The Fed took so long because it wanted to ensure the data would be secure, the person added.
The Fed, which declined to comment, is notoriously careful about sharing bank data lest it accidentally become public. It requires memoranda of understanding, or MOU, detailing safeguards for sensitive data.
The OFR now is early into a similar effort to get data on annual stress tests run by the Fed. Dodd-Frank directed the OFR to weigh the efficacy of the tests, which consider how banks would fare in a crisis. But it does not have the Fed data yet.
"The OFR should do whatever it takes to gain access to the data collected by the Federal Reserve, the Office of the Comptroller of the Currency and the Federal Deposit Insurance Corp to execute the Dodd-Frank mandated stress tests," the office's outside advisory group wrote in August.
Berner said the office would seek an MOU with the Fed to share the data, but to date it has not made a formal request.
The office is still in its early stages, and many of its supporters remain optimistic about the office's potential.

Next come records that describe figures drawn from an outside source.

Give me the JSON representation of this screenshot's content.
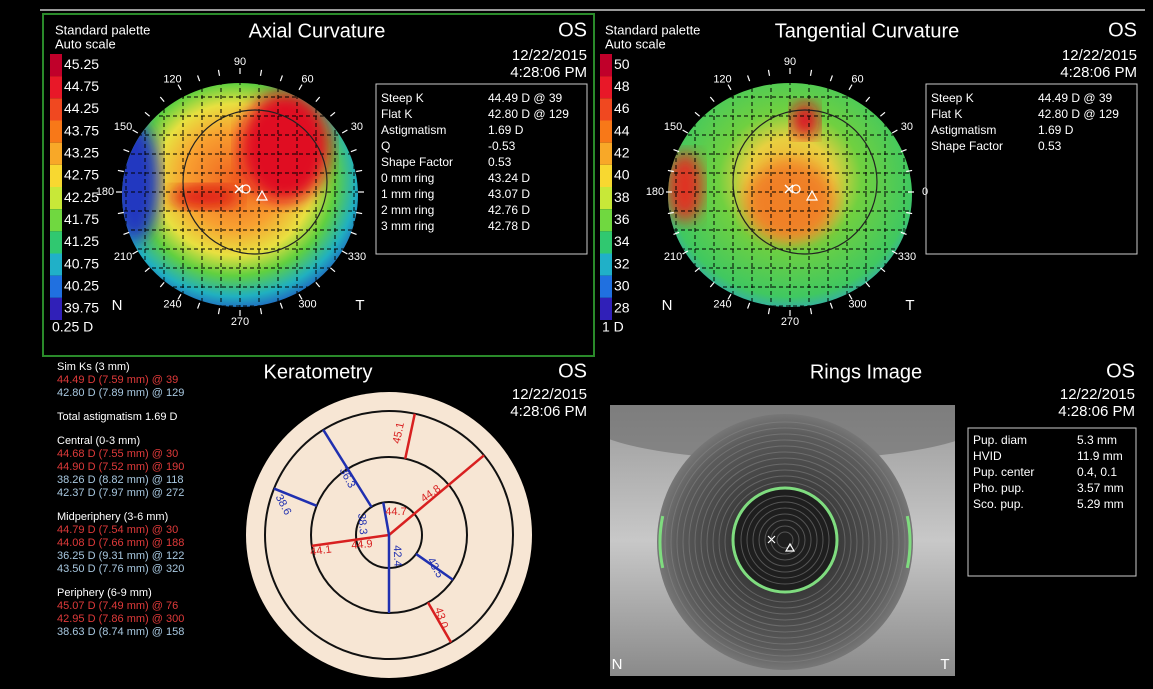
{
  "axial": {
    "palette": "Standard palette",
    "scale": "Auto scale",
    "title": "Axial Curvature",
    "eye": "OS",
    "date": "12/22/2015",
    "time": "4:28:06 PM",
    "legend": [
      "45.25",
      "44.75",
      "44.25",
      "43.75",
      "43.25",
      "42.75",
      "42.25",
      "41.75",
      "41.25",
      "40.75",
      "40.25",
      "39.75"
    ],
    "step": "0.25 D",
    "angles": [
      "90",
      "60",
      "30",
      "330",
      "300",
      "270",
      "240",
      "210",
      "180",
      "150",
      "120"
    ],
    "nasal": "N",
    "temporal": "T",
    "info": [
      [
        "Steep K",
        "44.49 D @ 39"
      ],
      [
        "Flat K",
        "42.80 D @ 129"
      ],
      [
        "Astigmatism",
        "1.69 D"
      ],
      [
        "Q",
        "-0.53"
      ],
      [
        "Shape Factor",
        "0.53"
      ],
      [
        "0 mm ring",
        "43.24 D"
      ],
      [
        "1 mm ring",
        "43.07 D"
      ],
      [
        "2 mm ring",
        "42.76 D"
      ],
      [
        "3 mm ring",
        "42.78 D"
      ]
    ]
  },
  "tangential": {
    "palette": "Standard palette",
    "scale": "Auto scale",
    "title": "Tangential Curvature",
    "eye": "OS",
    "date": "12/22/2015",
    "time": "4:28:06 PM",
    "legend": [
      "50",
      "48",
      "46",
      "44",
      "42",
      "40",
      "38",
      "36",
      "34",
      "32",
      "30",
      "28"
    ],
    "step": "1 D",
    "angles": [
      "90",
      "60",
      "30",
      "0",
      "330",
      "300",
      "270",
      "240",
      "210",
      "180",
      "150",
      "120"
    ],
    "nasal": "N",
    "temporal": "T",
    "info": [
      [
        "Steep K",
        "44.49 D @ 39"
      ],
      [
        "Flat K",
        "42.80 D @ 129"
      ],
      [
        "Astigmatism",
        "1.69 D"
      ],
      [
        "Shape Factor",
        "0.53"
      ]
    ]
  },
  "keratometry": {
    "title": "Keratometry",
    "eye": "OS",
    "date": "12/22/2015",
    "time": "4:28:06 PM",
    "sections": [
      {
        "heading": "Sim Ks (3 mm)",
        "lines": [
          {
            "text": "44.49 D (7.59 mm) @ 39",
            "color": "#e03a3a"
          },
          {
            "text": "42.80 D (7.89 mm) @ 129",
            "color": "#a8c8e0"
          }
        ]
      },
      {
        "heading": "Total astigmatism 1.69 D",
        "lines": []
      },
      {
        "heading": "Central (0-3 mm)",
        "lines": [
          {
            "text": "44.68 D (7.55 mm) @ 30",
            "color": "#e03a3a"
          },
          {
            "text": "44.90 D (7.52 mm) @ 190",
            "color": "#e03a3a"
          },
          {
            "text": "38.26 D (8.82 mm) @ 118",
            "color": "#a8c8e0"
          },
          {
            "text": "42.37 D (7.97 mm) @ 272",
            "color": "#a8c8e0"
          }
        ]
      },
      {
        "heading": "Midperiphery (3-6 mm)",
        "lines": [
          {
            "text": "44.79 D (7.54 mm) @ 30",
            "color": "#e03a3a"
          },
          {
            "text": "44.08 D (7.66 mm) @ 188",
            "color": "#e03a3a"
          },
          {
            "text": "36.25 D (9.31 mm) @ 122",
            "color": "#a8c8e0"
          },
          {
            "text": "43.50 D (7.76 mm) @ 320",
            "color": "#a8c8e0"
          }
        ]
      },
      {
        "heading": "Periphery (6-9 mm)",
        "lines": [
          {
            "text": "45.07 D (7.49 mm) @ 76",
            "color": "#e03a3a"
          },
          {
            "text": "42.95 D (7.86 mm) @ 300",
            "color": "#e03a3a"
          },
          {
            "text": "38.63 D (8.74 mm) @ 158",
            "color": "#a8c8e0"
          }
        ]
      }
    ],
    "map_labels": [
      "45.1",
      "36.3",
      "38.6",
      "44.8",
      "44.7",
      "38.3",
      "44.1",
      "44.9",
      "42.4",
      "43.5",
      "43.0"
    ]
  },
  "rings": {
    "title": "Rings Image",
    "eye": "OS",
    "date": "12/22/2015",
    "time": "4:28:06 PM",
    "nasal": "N",
    "temporal": "T",
    "info": [
      [
        "Pup. diam",
        "5.3 mm"
      ],
      [
        "HVID",
        "11.9 mm"
      ],
      [
        "Pup. center",
        "0.4, 0.1"
      ],
      [
        "Pho. pup.",
        "3.57 mm"
      ],
      [
        "Sco. pup.",
        "5.29 mm"
      ]
    ]
  }
}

They point to the OFR's work on an international effort to create unique identifiers for financial institutions that would be used like barcodes to track activities.
"My analysis is that without the OFR, that probably just wouldn't have happened," said Small, the economist who helped push for the office. "That's a first, critically important step in making the financial system machine-readable."
But the OFR is also still working to staff up and, at times, struggles to compete for talent within the government.
The Fed, which has huge cachet among economists looking for government experience, launched its own research unit around the same time as the OFR. It pays better, too.
The OFR's advisory panel said a PhD making around $200,000 a year at the Fed would get less than $120,000 at the OFR. The OFR needs to boost pay, the outside group said, or "it is doubtful that the OFR will be able to attract the talent that it needs to fulfill its research mission."
Berner said the office's pay practices are evolving, and it is "making the changes we need to make" to hire more.
Still, the unit needs more top-tier talent and critical data if it is to spot the next crisis before it lands.
"The OFR has a strong potential. It's unencumbered by regulatory responsibilities. It has funding. It has access," said Andrei Kirilenko, a former chief economist at the Commodity Futures Trading Commission who is now at the business school for the Massachusetts Institute of Technology.
"But for a variety of operational reasons, it seems to have not been able realize its potential," he said. "I'd really like to see this office succeed and have it become a center of excellence for systemic risk."